My IT guys are not helpful either, telling me things I already know, like "medium-high" security settings block @font-face, duh (but obviously they don't, because Prezi did it). They certainly have bigger fish to fry. As a pacifier, they pushed Chrome and FF to my cubicle. Most of what they deal with is "my screen is black" or "what's my desktop" type questions.

Because my question is so specific to my environment, architecture and situation, this is really a shot in the dark. I really did spent more than 24 hours reverse engineering Prezi's home page to figure this out to no avail. It was a waste of time.

How could they possibly get around my network's security settings when no other website, not even http://www.google.com/fonts displays fonts on our machines?

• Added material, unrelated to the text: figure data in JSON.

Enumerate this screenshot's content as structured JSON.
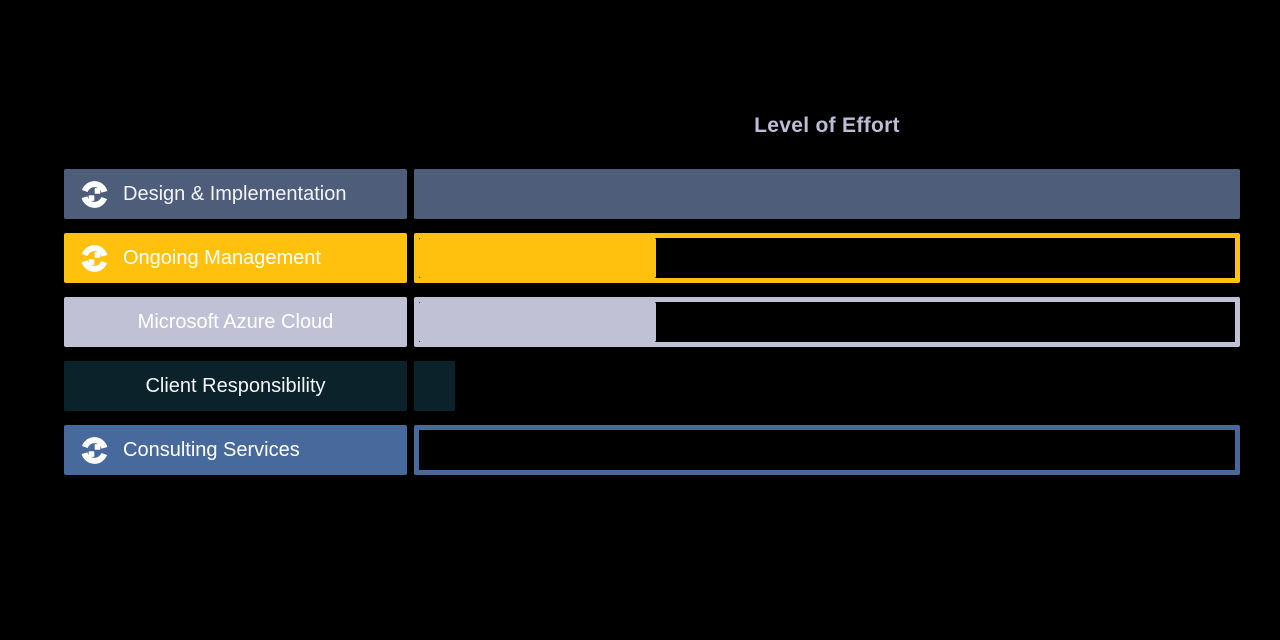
{
  "page": {
    "background_color": "#000000"
  },
  "header": {
    "title": "Level of Effort",
    "title_color": "#BDBDD3"
  },
  "chart_data": {
    "type": "bar",
    "orientation": "horizontal",
    "title": "Level of Effort",
    "xlabel": "",
    "ylabel": "",
    "xlim": [
      0,
      100
    ],
    "grid": false,
    "legend": false,
    "value_meaning": "fill percent of full-width effort bar",
    "categories": [
      "Design & Implementation",
      "Ongoing Management",
      "Microsoft Azure Cloud",
      "Client Responsibility",
      "Consulting Services"
    ],
    "values": [
      100,
      29,
      29,
      5,
      0
    ],
    "rows": [
      {
        "label": "Design & Implementation",
        "value": 100,
        "color": "#4E5E7A",
        "outlined": false,
        "icon": "brand-ring-icon",
        "label_text_color": "#F2F4F7"
      },
      {
        "label": "Ongoing Management",
        "value": 29,
        "color": "#FFC10D",
        "outlined": true,
        "icon": "brand-ring-icon",
        "label_text_color": "#FFFFFF"
      },
      {
        "label": "Microsoft Azure Cloud",
        "value": 29,
        "color": "#C1C1D5",
        "outlined": true,
        "icon": null,
        "label_text_color": "#FFFFFF"
      },
      {
        "label": "Client Responsibility",
        "value": 5,
        "color": "#0B222A",
        "outlined": false,
        "icon": null,
        "label_text_color": "#F2F4F7"
      },
      {
        "label": "Consulting Services",
        "value": 0,
        "color": "#47699B",
        "outlined": true,
        "icon": "brand-ring-icon",
        "label_text_color": "#FFFFFF"
      }
    ]
  }
}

Note: I apologize for the chattyness. It's been 1 a.m. and it's been 37 hours.

Answer 1

I think the basic problem is that IE won't let you download from another domain. To get around it you can host the font on your own server. Here's the basic setup:

1. Download your ttf font file (in google fonts you can download by adding the font to your collection and then clicking on the down arrow at the top right of the collection 'Use' sceen)
2. Nip on over to Font Squirrel and use their 'webfont generator' to create the various permutations needed

3. copy the @font-face code from the top of the handy example page that font squirrel creates and put it into your css file. It will look something like this:

   @font-face {
       font-family: 'PTSans';
       src: url('PTSans-regular-webfont.eot');
       src: url('PTSans-regular-webfont.eot?#iefix') format('embedded-opentype'),
            url('PTSans-regular-webfont.woff') format('woff'),
            url('PTSans-regular-webfont.ttf') format('truetype'),
            url('PTSans-regular-webfont.svg#PTSansregular') format('svg');
       font-weight: normal;
       font-style: normal;
   
   }

Upload the lot and you should be set to go.

Note: this will only work for the 'Medium-high' security setting (and lower). If you're stuck with 'High' you're stuck with the windows default fonts.